Every quantitative claim Ai5labs makes about Relay is verified against:

| Claim                                                  | Source                                                                                              |
|--------------------------------------------------------|------------------------------------------------------------------------------------------------------|
| 13 providers in v0.1 (12 OpenAI-compat + Anthropic)    | `src/relay/providers/*.py` in relay-llm @ main; cross-checked with README "v0.1 (alpha)" section.    |
| 436 models in catalog                                  | `len(json.load(open('src/relay/catalog/data/models.json')))` in relay-llm @ main.                    |
| 5–19× faster cold start vs LiteLLM                     | Three benchmark runs in `BENCHMARKS.md` in relay-llm.
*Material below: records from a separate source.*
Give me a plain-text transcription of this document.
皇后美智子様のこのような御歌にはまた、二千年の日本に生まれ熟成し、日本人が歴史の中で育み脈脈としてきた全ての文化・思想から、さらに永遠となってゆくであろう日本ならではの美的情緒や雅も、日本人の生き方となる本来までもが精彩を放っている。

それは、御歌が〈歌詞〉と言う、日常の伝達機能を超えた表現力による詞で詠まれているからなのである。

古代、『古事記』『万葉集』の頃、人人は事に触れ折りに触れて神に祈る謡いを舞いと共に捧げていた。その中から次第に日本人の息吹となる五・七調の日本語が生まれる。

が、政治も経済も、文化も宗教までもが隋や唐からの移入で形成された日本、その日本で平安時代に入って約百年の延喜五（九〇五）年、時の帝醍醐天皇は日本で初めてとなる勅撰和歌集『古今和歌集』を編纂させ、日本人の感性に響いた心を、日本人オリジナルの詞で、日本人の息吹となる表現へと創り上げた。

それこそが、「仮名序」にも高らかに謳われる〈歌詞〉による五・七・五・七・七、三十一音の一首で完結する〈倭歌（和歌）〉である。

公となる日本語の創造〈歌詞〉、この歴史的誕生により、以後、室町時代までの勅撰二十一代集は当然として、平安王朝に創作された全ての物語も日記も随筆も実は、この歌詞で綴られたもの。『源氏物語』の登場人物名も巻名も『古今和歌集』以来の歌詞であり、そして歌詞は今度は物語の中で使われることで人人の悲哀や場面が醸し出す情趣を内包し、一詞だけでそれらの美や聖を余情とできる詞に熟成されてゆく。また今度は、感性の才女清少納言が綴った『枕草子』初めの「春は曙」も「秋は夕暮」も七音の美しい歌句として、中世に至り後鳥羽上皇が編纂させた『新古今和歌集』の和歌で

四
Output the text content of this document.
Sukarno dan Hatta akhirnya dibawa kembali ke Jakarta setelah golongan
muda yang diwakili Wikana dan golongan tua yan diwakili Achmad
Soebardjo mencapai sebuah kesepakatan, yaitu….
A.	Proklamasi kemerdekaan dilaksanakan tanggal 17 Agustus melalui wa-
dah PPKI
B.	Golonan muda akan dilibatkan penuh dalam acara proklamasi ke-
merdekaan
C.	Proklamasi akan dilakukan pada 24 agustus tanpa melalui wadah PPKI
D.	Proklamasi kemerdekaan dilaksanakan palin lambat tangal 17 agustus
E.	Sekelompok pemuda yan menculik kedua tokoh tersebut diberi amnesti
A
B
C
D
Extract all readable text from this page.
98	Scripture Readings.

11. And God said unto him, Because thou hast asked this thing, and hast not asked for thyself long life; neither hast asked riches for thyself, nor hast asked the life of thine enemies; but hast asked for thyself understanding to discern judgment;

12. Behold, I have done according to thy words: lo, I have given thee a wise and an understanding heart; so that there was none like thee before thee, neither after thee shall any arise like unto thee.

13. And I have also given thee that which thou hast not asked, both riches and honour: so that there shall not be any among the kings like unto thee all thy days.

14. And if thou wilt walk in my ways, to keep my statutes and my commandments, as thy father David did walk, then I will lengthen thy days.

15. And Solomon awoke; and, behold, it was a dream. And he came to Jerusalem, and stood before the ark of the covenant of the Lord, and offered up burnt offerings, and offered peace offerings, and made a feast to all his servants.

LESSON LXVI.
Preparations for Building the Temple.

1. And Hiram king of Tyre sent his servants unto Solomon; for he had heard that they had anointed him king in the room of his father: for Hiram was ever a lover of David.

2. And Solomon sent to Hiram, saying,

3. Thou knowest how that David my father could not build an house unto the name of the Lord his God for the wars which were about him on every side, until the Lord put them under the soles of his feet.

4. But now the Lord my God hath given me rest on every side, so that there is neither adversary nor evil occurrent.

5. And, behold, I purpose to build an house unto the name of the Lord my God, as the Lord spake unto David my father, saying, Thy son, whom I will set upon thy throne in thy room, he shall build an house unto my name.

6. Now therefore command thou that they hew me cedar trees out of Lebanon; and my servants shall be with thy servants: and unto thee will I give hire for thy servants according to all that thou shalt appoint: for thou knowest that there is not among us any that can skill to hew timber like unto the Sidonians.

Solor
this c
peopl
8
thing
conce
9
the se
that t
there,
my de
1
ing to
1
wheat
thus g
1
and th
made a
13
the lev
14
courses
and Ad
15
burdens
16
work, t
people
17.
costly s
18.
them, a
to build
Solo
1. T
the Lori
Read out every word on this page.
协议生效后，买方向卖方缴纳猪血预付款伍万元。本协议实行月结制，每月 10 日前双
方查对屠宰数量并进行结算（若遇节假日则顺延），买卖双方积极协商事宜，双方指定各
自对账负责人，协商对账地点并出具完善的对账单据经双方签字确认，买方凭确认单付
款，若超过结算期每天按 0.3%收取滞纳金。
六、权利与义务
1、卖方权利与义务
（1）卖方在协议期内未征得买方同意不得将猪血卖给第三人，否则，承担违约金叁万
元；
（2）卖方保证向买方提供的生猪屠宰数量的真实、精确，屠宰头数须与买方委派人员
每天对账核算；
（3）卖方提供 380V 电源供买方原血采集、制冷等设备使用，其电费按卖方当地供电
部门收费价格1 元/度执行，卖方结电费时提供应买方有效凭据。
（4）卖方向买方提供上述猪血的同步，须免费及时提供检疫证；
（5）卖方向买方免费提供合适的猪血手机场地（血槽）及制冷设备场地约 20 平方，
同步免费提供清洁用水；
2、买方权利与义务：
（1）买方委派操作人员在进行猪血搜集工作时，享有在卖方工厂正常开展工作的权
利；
Not single-run; not hand-picked.               |
| ~13–27% faster streaming TTFT p50                      | Same `BENCHMARKS.md` runs.                                                                           |
| Apache-2.0 with patent grant                           | `LICENSE` in relay-llm.                                                                              |

Catalog data feed (live, JSON):
```
https://raw.githubusercontent.com/ai5labs/relay-llm/main/src/relay/catalog/data/models.json
```

## Common pitfalls

- **Distribution name vs import name**: `pip install ai5labs-relay`, but `from relay import Hub`. Same Pillow / `Pillow` → `PIL` pattern.
- **Don't bypass the Hub**: provider-specific clients exist as adapters but the supported public API is `Hub` + `models.yaml`. Direct adapter usage is an internal API.
- **Async-only public API**: `hub.chat`, `hub.stream`, `hub.chat_typed` are coroutines. Use `asyncio.run` or run inside an existing loop.
- **Credentials**: pull from env vars via `$env.NAME` in YAML; never hard-code keys in `models.yaml` you commit.
- **MCP requires the server binary on PATH**: e.g. `npm install -g @modelcontextprotocol/server-github` or invoke via `npx`.

## Resources

- Catalog browser (humans): https://relay.ai5labs.com/models
- Compare two models: https://relay.ai5labs.com/models/compare?slugs=openai/gpt-4o,anthropic/claude-3-5-sonnet-20241022
- Benchmark methodology: https://github.com/ai5labs/relay-llm/blob/main/BENCHMARKS.md
- Changelog: https://github.com/ai5labs/relay-llm/blob/main/CHANGELOG.md
- File issues: https://github.com/ai5labs/relay-llm/issues

## Honest scope

The hosted gateway / BYOK proxy at `relay.ai5labs.com` does **not** exist yet. The waitlist on the homepage is for that future product. The OSS library shipping today is fully usable via `pip install ai5labs-relay` — you do not need to wait for anything.